Harapan ke depannya pihak berwenang menyangkut kebijakan hukum seperti DPR, pemerintah, tenaga kesehatan seharusnya lebih berorientasi kepada proses. Karena proses pengambilan keputusan dalam membantu penyandang disabilitas mental, OGDJ/ODMK bukan mengarah kepada substitute decision making/penggantian pengambilan keputusan melainkan lebih kepada supported decision making/dukungan pengambilan keputusan (Panglipurjati, 2021)
Fakta yang masih ditemui di Indonesia, penetapan pengampuan oleh hakim, tidak didasarkan pada hasil pemeriksaan oleh ahli kesehatan jiwa. Juga seharusnya penetapan pengampuan bisa di pilah antara pengampuan permanen atau sementara. Peraturan dan undang undang juga sudah seyogya nya mengutamakan pemenuhan hak ODGJ /ODMK, yang bertujuan melindungi dari penyalah gunaan pengampuan.
Maka diharapkan, perhatian terhadap pelayanan kesehatan jiwa di Indonesia masih harus ditingkatkan supaya masyarakat khususnya penyandang disabilitas mental dan keluarganya memiliki akses atas pengobatan dan perawatan yang memadai sehingga penyandang disabilitas mental dapat berada pada kondisi yang lebih stabil atau pulih sehingga mereka dapat mengambil keputusan atau melakukan perbuatan hukum secara mandiri sebagai salah satu bentuk pemenuhan hak asasi.

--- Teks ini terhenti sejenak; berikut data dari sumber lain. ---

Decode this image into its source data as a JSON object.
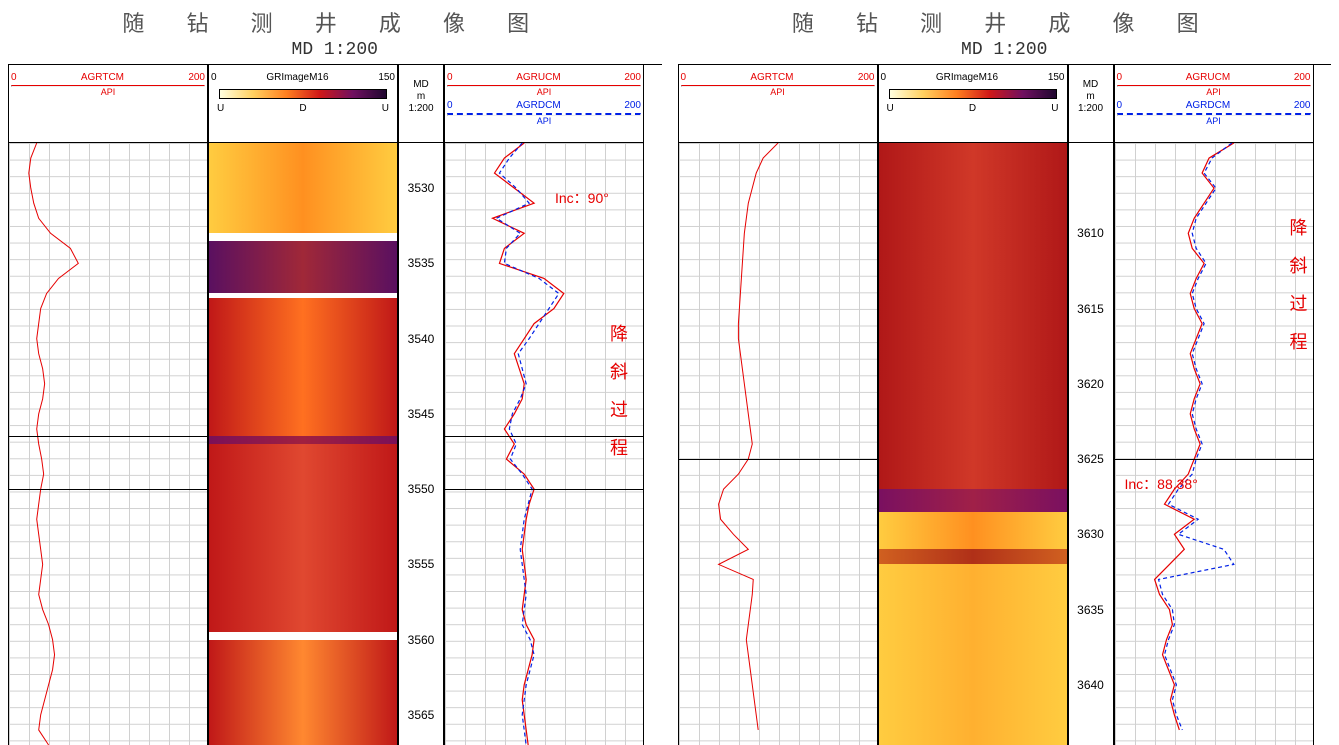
{
  "panels": [
    {
      "title": "随 钻 测 井 成 像 图",
      "subtitle": "MD 1:200",
      "depth_start": 3527,
      "depth_end": 3567,
      "depth_ticks": [
        3530,
        3535,
        3540,
        3545,
        3550,
        3555,
        3560,
        3565
      ],
      "dark_lines": [
        3546.5,
        3550
      ],
      "track1": {
        "label": "AGRTCM",
        "min": "0",
        "max": "200",
        "unit": "API",
        "color": "#e60000",
        "curve_x": [
          28,
          22,
          20,
          22,
          25,
          30,
          42,
          62,
          70,
          50,
          38,
          32,
          30,
          28,
          30,
          34,
          36,
          34,
          30,
          28,
          30,
          33,
          35,
          32,
          30,
          28,
          30,
          32,
          34,
          32,
          30,
          34,
          40,
          44,
          46,
          44,
          40,
          36,
          32,
          30,
          40
        ],
        "curve_depths": [
          3527,
          3528,
          3529,
          3530,
          3531,
          3532,
          3533,
          3534,
          3535,
          3536,
          3537,
          3538,
          3539,
          3540,
          3541,
          3542,
          3543,
          3544,
          3545,
          3546,
          3547,
          3548,
          3549,
          3550,
          3551,
          3552,
          3553,
          3554,
          3555,
          3556,
          3557,
          3558,
          3559,
          3560,
          3561,
          3562,
          3563,
          3564,
          3565,
          3566,
          3567
        ]
      },
      "image": {
        "label": "GRImageM16",
        "min": "0",
        "max": "150",
        "udu": [
          "U",
          "D",
          "U"
        ],
        "gradient_stops": [
          "#ffffe0",
          "#ffd060",
          "#ff8020",
          "#d01818",
          "#701060",
          "#200830"
        ],
        "bands": [
          {
            "from": 3527,
            "to": 3533,
            "c1": "#ffcc40",
            "c2": "#ff9020"
          },
          {
            "from": 3533,
            "to": 3533.5,
            "c1": "#ffffff",
            "c2": "#ffffff"
          },
          {
            "from": 3533.5,
            "to": 3537,
            "c1": "#5a1060",
            "c2": "#a02838"
          },
          {
            "from": 3537,
            "to": 3537.3,
            "c1": "#ffffff",
            "c2": "#ffffff"
          },
          {
            "from": 3537.3,
            "to": 3546.5,
            "c1": "#c01818",
            "c2": "#ff7020"
          },
          {
            "from": 3546.5,
            "to": 3547,
            "c1": "#7a1058",
            "c2": "#a02040"
          },
          {
            "from": 3547,
            "to": 3559.5,
            "c1": "#c01818",
            "c2": "#e04830"
          },
          {
            "from": 3559.5,
            "to": 3560,
            "c1": "#ffffff",
            "c2": "#ffffff"
          },
          {
            "from": 3560,
            "to": 3567,
            "c1": "#c01818",
            "c2": "#ff8830"
          }
        ]
      },
      "depth": {
        "label1": "MD",
        "label2": "m",
        "label3": "1:200"
      },
      "track3": {
        "series": [
          {
            "label": "AGRUCM",
            "min": "0",
            "max": "200",
            "unit": "API",
            "color": "#e60000",
            "style": "solid",
            "curve_x": [
              80,
              60,
              50,
              70,
              90,
              48,
              80,
              60,
              55,
              100,
              120,
              110,
              90,
              80,
              70,
              75,
              80,
              78,
              70,
              60,
              70,
              62,
              80,
              90,
              85,
              82,
              80,
              78,
              80,
              82,
              80,
              78,
              82,
              90,
              88,
              84,
              80,
              78,
              80,
              82,
              84
            ],
            "curve_depths": [
              3527,
              3528,
              3529,
              3530,
              3531,
              3532,
              3533,
              3534,
              3535,
              3536,
              3537,
              3538,
              3539,
              3540,
              3541,
              3542,
              3543,
              3544,
              3545,
              3546,
              3547,
              3548,
              3549,
              3550,
              3551,
              3552,
              3553,
              3554,
              3555,
              3556,
              3557,
              3558,
              3559,
              3560,
              3561,
              3562,
              3563,
              3564,
              3565,
              3566,
              3567
            ]
          },
          {
            "label": "AGRDCM",
            "min": "0",
            "max": "200",
            "unit": "API",
            "color": "#0020e6",
            "style": "dashed",
            "curve_x": [
              78,
              65,
              55,
              72,
              85,
              52,
              76,
              62,
              60,
              95,
              115,
              105,
              95,
              85,
              74,
              78,
              82,
              76,
              68,
              65,
              72,
              66,
              78,
              88,
              84,
              80,
              78,
              76,
              78,
              80,
              82,
              80,
              78,
              86,
              90,
              86,
              82,
              80,
              78,
              80,
              82
            ],
            "curve_depths": [
              3527,
              3528,
              3529,
              3530,
              3531,
              3532,
              3533,
              3534,
              3535,
              3536,
              3537,
              3538,
              3539,
              3540,
              3541,
              3542,
              3543,
              3544,
              3545,
              3546,
              3547,
              3548,
              3549,
              3550,
              3551,
              3552,
              3553,
              3554,
              3555,
              3556,
              3557,
              3558,
              3559,
              3560,
              3561,
              3562,
              3563,
              3564,
              3565,
              3566,
              3567
            ]
          }
        ],
        "annot_inc": {
          "text": "Inc：90°",
          "depth": 3530,
          "x": 110
        },
        "annot_vert": {
          "text": "降斜过程",
          "depth_start": 3539,
          "x": 160
        }
      }
    },
    {
      "title": "随 钻 测 井 成 像 图",
      "subtitle": "MD 1:200",
      "depth_start": 3604,
      "depth_end": 3644,
      "depth_ticks": [
        3610,
        3615,
        3620,
        3625,
        3630,
        3635,
        3640
      ],
      "dark_lines": [
        3625
      ],
      "track1": {
        "label": "AGRTCM",
        "min": "0",
        "max": "200",
        "unit": "API",
        "color": "#e60000",
        "curve_x": [
          100,
          85,
          78,
          74,
          70,
          68,
          66,
          65,
          64,
          63,
          62,
          61,
          60,
          60,
          62,
          64,
          66,
          68,
          70,
          72,
          74,
          70,
          60,
          45,
          40,
          42,
          55,
          70,
          40,
          75,
          74,
          72,
          70,
          68,
          70,
          72,
          74,
          76,
          78,
          80
        ],
        "curve_depths": [
          3604,
          3605,
          3606,
          3607,
          3608,
          3609,
          3610,
          3611,
          3612,
          3613,
          3614,
          3615,
          3616,
          3617,
          3618,
          3619,
          3620,
          3621,
          3622,
          3623,
          3624,
          3625,
          3626,
          3627,
          3628,
          3629,
          3630,
          3631,
          3632,
          3633,
          3634,
          3635,
          3636,
          3637,
          3638,
          3639,
          3640,
          3641,
          3642,
          3643
        ]
      },
      "image": {
        "label": "GRImageM16",
        "min": "0",
        "max": "150",
        "udu": [
          "U",
          "D",
          "U"
        ],
        "gradient_stops": [
          "#ffffe0",
          "#ffd060",
          "#ff8020",
          "#d01818",
          "#701060",
          "#200830"
        ],
        "bands": [
          {
            "from": 3604,
            "to": 3627,
            "c1": "#b01818",
            "c2": "#d03828"
          },
          {
            "from": 3627,
            "to": 3628.5,
            "c1": "#7a1060",
            "c2": "#a02048"
          },
          {
            "from": 3628.5,
            "to": 3631,
            "c1": "#ffcc40",
            "c2": "#ff9020"
          },
          {
            "from": 3631,
            "to": 3632,
            "c1": "#d06020",
            "c2": "#b03018"
          },
          {
            "from": 3632,
            "to": 3644,
            "c1": "#ffcc40",
            "c2": "#ffb030"
          }
        ]
      },
      "depth": {
        "label1": "MD",
        "label2": "m",
        "label3": "1:200"
      },
      "track3": {
        "series": [
          {
            "label": "AGRUCM",
            "min": "0",
            "max": "200",
            "unit": "API",
            "color": "#e60000",
            "style": "solid",
            "curve_x": [
              120,
              95,
              88,
              100,
              90,
              80,
              74,
              78,
              90,
              82,
              76,
              80,
              88,
              82,
              76,
              80,
              86,
              80,
              76,
              80,
              86,
              80,
              74,
              60,
              50,
              80,
              60,
              70,
              55,
              40,
              45,
              55,
              58,
              52,
              48,
              54,
              60,
              56,
              60,
              65
            ],
            "curve_depths": [
              3604,
              3605,
              3606,
              3607,
              3608,
              3609,
              3610,
              3611,
              3612,
              3613,
              3614,
              3615,
              3616,
              3617,
              3618,
              3619,
              3620,
              3621,
              3622,
              3623,
              3624,
              3625,
              3626,
              3627,
              3628,
              3629,
              3630,
              3631,
              3632,
              3633,
              3634,
              3635,
              3636,
              3637,
              3638,
              3639,
              3640,
              3641,
              3642,
              3643
            ]
          },
          {
            "label": "AGRDCM",
            "min": "0",
            "max": "200",
            "unit": "API",
            "color": "#0020e6",
            "style": "dashed",
            "curve_x": [
              118,
              98,
              90,
              102,
              92,
              82,
              78,
              82,
              92,
              84,
              78,
              82,
              90,
              84,
              78,
              82,
              88,
              82,
              78,
              82,
              88,
              82,
              78,
              64,
              54,
              84,
              64,
              110,
              120,
              44,
              48,
              58,
              60,
              54,
              50,
              56,
              62,
              58,
              62,
              68
            ],
            "curve_depths": [
              3604,
              3605,
              3606,
              3607,
              3608,
              3609,
              3610,
              3611,
              3612,
              3613,
              3614,
              3615,
              3616,
              3617,
              3618,
              3619,
              3620,
              3621,
              3622,
              3623,
              3624,
              3625,
              3626,
              3627,
              3628,
              3629,
              3630,
              3631,
              3632,
              3633,
              3634,
              3635,
              3636,
              3637,
              3638,
              3639,
              3640,
              3641,
              3642,
              3643
            ]
          }
        ],
        "annot_inc": {
          "text": "Inc：88.38°",
          "depth": 3626,
          "x": 10
        },
        "annot_vert": {
          "text": "降斜过程",
          "depth_start": 3609,
          "x": 170
        }
      }
    }
  ],
  "colors": {
    "red": "#e60000",
    "blue": "#0020e6",
    "grid": "#d0d0d0",
    "black": "#000000",
    "bg": "#ffffff"
  },
  "x_range_track1": [
    0,
    200
  ],
  "x_range_track3": [
    0,
    200
  ]
}
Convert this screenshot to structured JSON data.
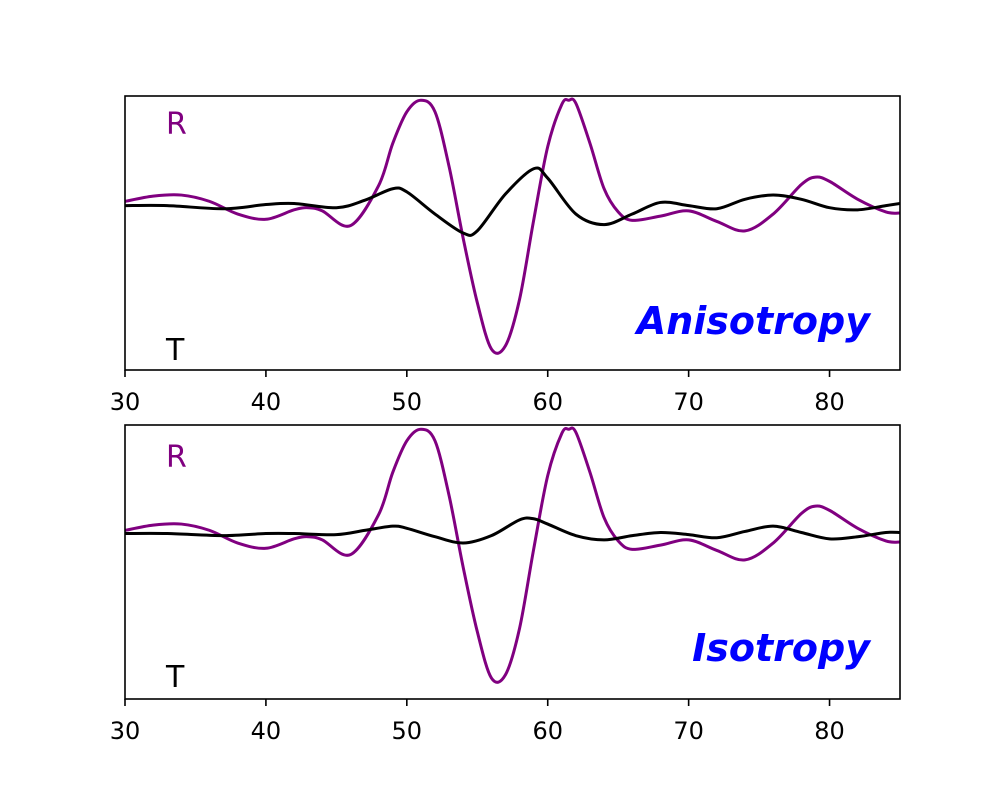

Artikel oleh Agus Sugianto, S.Pd., M.HP.
Referensi
Albert Wirya, et al, Asesmen Hukum Pengampuan di Indonesia: PerlindunganHak Orang Dengan Disabilitas Psikososial: Lembaga Bantuan Hukum Masyarakat, 2020, pp.8.
Panglipurjati, P., 2021. Sebuah Telaah Atas Regulasi dan Penetapan Pengampuan Bagi Penyandang Disabilitas di Indonesia dalam Paradigma Supported Decision Making.. Jurnal Paradigma Hukum Pembangunan, 6(02), pp.79-109.